La traduction de l’ARN non épissé (ARN génomique) produit deux polyprotéines : le précurseur Gag p55 et le précurseur Gag-Pro-Pol p160 (Figure 7). C’est le décalage du cadre de lecture d’un nucléotide en amont (-1) qui va permettre de synthétiser les différents précurseurs (Dulude et al., 2002). Ce saut de phase a lieu environ une fois sur vingt, d’où l’abondance en large excès du précurseur Gag par rapport à Gag-Pro-Pol. Cela permet de respecter le ratio entre les différentes protéines virales.
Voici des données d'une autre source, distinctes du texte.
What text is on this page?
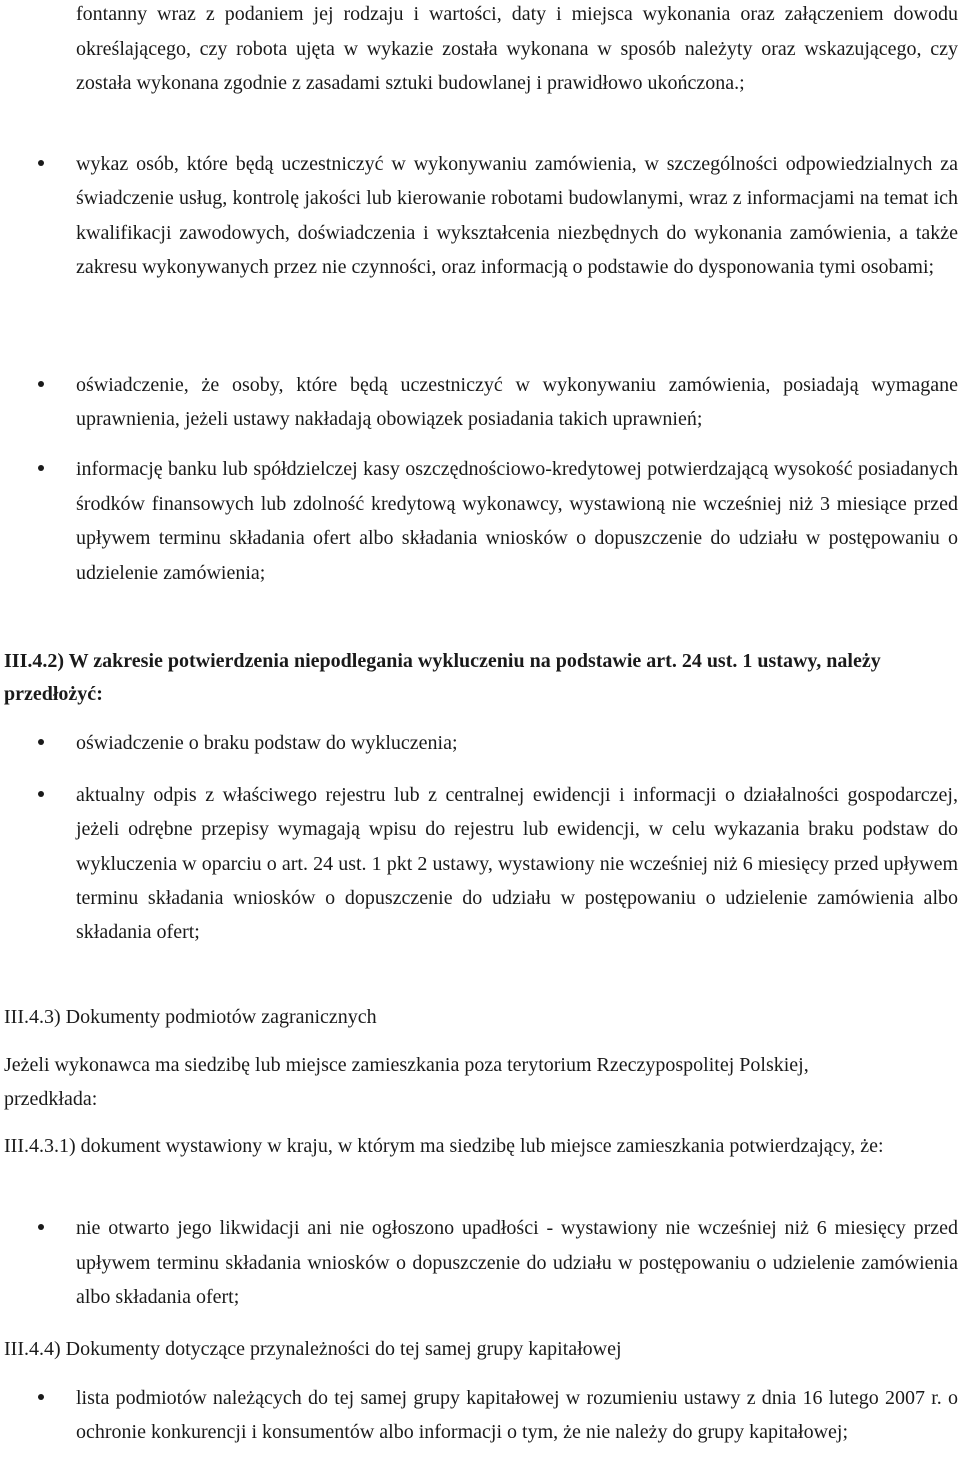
fontanny wraz z podaniem jej rodzaju i wartości, daty i miejsca wykonania oraz załączeniem dowodu określającego, czy robota ujęta w wykazie została wykonana w sposób należyty oraz wskazującego, czy została wykonana zgodnie z zasadami sztuki budowlanej i prawidłowo ukończona.;

wykaz osób, które będą uczestniczyć w wykonywaniu zamówienia, w szczególności odpowiedzialnych za świadczenie usług, kontrolę jakości lub kierowanie robotami budowlanymi, wraz z informacjami na temat ich kwalifikacji zawodowych, doświadczenia i wykształcenia niezbędnych do wykonania zamówienia, a także zakresu wykonywanych przez nie czynności, oraz informacją o podstawie do dysponowania tymi osobami;

oświadczenie, że osoby, które będą uczestniczyć w wykonywaniu zamówienia, posiadają wymagane uprawnienia, jeżeli ustawy nakładają obowiązek posiadania takich uprawnień;

informację banku lub spółdzielczej kasy oszczędnościowo-kredytowej potwierdzającą wysokość posiadanych środków finansowych lub zdolność kredytową wykonawcy, wystawioną nie wcześniej niż 3 miesiące przed upływem terminu składania ofert albo składania wniosków o dopuszczenie do udziału w postępowaniu o udzielenie zamówienia;

III.4.2) W zakresie potwierdzenia niepodlegania wykluczeniu na podstawie art. 24 ust. 1 ustawy, należy przedłożyć:

oświadczenie o braku podstaw do wykluczenia;

aktualny odpis z właściwego rejestru lub z centralnej ewidencji i informacji o działalności gospodarczej, jeżeli odrębne przepisy wymagają wpisu do rejestru lub ewidencji, w celu wykazania braku podstaw do wykluczenia w oparciu o art. 24 ust. 1 pkt 2 ustawy, wystawiony nie wcześniej niż 6 miesięcy przed upływem terminu składania wniosków o dopuszczenie do udziału w postępowaniu o udzielenie zamówienia albo składania ofert;

III.4.3) Dokumenty podmiotów zagranicznych

Jeżeli wykonawca ma siedzibę lub miejsce zamieszkania poza terytorium Rzeczypospolitej Polskiej, przedkłada:

III.4.3.1) dokument wystawiony w kraju, w którym ma siedzibę lub miejsce zamieszkania potwierdzający, że:

nie otwarto jego likwidacji ani nie ogłoszono upadłości - wystawiony nie wcześniej niż 6 miesięcy przed upływem terminu składania wniosków o dopuszczenie do udziału w postępowaniu o udzielenie zamówienia albo składania ofert;

III.4.4) Dokumenty dotyczące przynależności do tej samej grupy kapitałowej

lista podmiotów należących do tej samej grupy kapitałowej w rozumieniu ustawy z dnia 16 lutego 2007 r. o ochronie konkurencji i konsumentów albo informacji o tym, że nie należy do grupy kapitałowej;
La maturation du précurseur Gag (internal group specific antigen) conduit à la libération des protéines de matrice (MA, p17), de capside (CA, p24), de nucléocapside (NC, p7), du domaine C-terminal p6 et des deux peptides « spacers », p1 et p2. Elle se produit après le bourgeonnement viral (Swanstrom and Wills, 1997).
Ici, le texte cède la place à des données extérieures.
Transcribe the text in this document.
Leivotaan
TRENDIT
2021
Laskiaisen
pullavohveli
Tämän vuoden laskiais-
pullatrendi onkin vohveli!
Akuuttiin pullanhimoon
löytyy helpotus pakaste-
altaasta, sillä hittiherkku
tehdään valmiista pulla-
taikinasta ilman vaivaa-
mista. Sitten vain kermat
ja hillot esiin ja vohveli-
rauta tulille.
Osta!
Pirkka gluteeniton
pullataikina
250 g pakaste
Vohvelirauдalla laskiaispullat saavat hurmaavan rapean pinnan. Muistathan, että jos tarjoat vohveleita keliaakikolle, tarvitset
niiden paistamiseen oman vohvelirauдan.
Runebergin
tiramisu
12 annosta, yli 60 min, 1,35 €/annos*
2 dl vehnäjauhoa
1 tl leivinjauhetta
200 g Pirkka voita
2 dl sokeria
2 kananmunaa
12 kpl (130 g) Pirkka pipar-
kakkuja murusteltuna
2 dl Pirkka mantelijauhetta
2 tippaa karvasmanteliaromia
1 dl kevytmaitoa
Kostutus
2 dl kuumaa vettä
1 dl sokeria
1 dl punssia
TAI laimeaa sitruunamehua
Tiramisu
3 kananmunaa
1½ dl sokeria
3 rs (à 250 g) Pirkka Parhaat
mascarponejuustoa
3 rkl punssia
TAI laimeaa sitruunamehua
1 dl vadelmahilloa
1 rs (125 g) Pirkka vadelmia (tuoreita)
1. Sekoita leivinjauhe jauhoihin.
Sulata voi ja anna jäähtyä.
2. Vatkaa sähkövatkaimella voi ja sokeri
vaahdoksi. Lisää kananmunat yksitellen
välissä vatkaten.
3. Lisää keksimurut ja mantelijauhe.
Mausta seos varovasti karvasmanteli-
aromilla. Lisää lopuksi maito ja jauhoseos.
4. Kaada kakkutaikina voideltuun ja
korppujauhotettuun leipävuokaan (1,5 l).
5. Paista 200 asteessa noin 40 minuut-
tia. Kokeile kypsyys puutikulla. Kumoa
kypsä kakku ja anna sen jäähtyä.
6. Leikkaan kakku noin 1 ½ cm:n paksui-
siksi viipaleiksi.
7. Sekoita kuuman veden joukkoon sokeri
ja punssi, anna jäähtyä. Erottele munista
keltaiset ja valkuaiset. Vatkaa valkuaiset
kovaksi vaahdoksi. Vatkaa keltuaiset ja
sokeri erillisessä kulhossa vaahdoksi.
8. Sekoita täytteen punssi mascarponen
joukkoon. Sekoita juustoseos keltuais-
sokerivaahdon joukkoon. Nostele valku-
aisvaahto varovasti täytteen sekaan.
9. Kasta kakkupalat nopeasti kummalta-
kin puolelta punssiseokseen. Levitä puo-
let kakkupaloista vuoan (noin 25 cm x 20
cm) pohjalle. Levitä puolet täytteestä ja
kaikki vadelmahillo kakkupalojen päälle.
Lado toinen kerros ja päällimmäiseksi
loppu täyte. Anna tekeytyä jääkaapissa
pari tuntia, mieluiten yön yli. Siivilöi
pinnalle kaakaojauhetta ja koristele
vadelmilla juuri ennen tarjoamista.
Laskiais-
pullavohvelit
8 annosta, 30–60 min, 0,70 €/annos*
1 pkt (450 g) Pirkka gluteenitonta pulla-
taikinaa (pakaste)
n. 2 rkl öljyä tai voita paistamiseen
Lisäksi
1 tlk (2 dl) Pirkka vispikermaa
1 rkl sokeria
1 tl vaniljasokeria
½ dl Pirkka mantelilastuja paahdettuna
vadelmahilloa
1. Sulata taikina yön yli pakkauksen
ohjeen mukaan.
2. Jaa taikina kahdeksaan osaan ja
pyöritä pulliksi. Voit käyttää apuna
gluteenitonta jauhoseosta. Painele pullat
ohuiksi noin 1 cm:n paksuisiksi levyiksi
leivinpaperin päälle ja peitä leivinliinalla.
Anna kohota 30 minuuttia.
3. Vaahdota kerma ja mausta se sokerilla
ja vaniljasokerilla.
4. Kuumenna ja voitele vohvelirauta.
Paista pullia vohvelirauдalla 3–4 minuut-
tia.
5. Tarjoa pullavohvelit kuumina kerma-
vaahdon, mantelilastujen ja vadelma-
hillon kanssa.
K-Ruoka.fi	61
La partie N-terminale de la MA est myristoylée, ce qui, avec la fixation au PI(4,5)P2 (Chukkapalli and Ono, 2011), permet l’ancrage de Gag à la membrane cellulaire. Cela initie le processus d’assemblage du virus, impliquant l’association des protéines Gag et le recrutement des protéines d’enveloppe à la membrane (Bukrinskaya, 2007). Dans les particules virales matures, les protéines MA s’assemblent en trimères (Alfadhli et al., 2009) et tapissent la face interne du virus mature.

La région CA dans le précurseur Gag est impliquée dans la multimérisation des protéines Gag (Zhang et al., 1996). Suite à la maturation, la protéine s’assemble sous forme d’hexamères associés en une structure serrée qui protège le génome ARN au cœur de la particule virale, la capside. Cette dernière est composée de 1500 monomères de CA.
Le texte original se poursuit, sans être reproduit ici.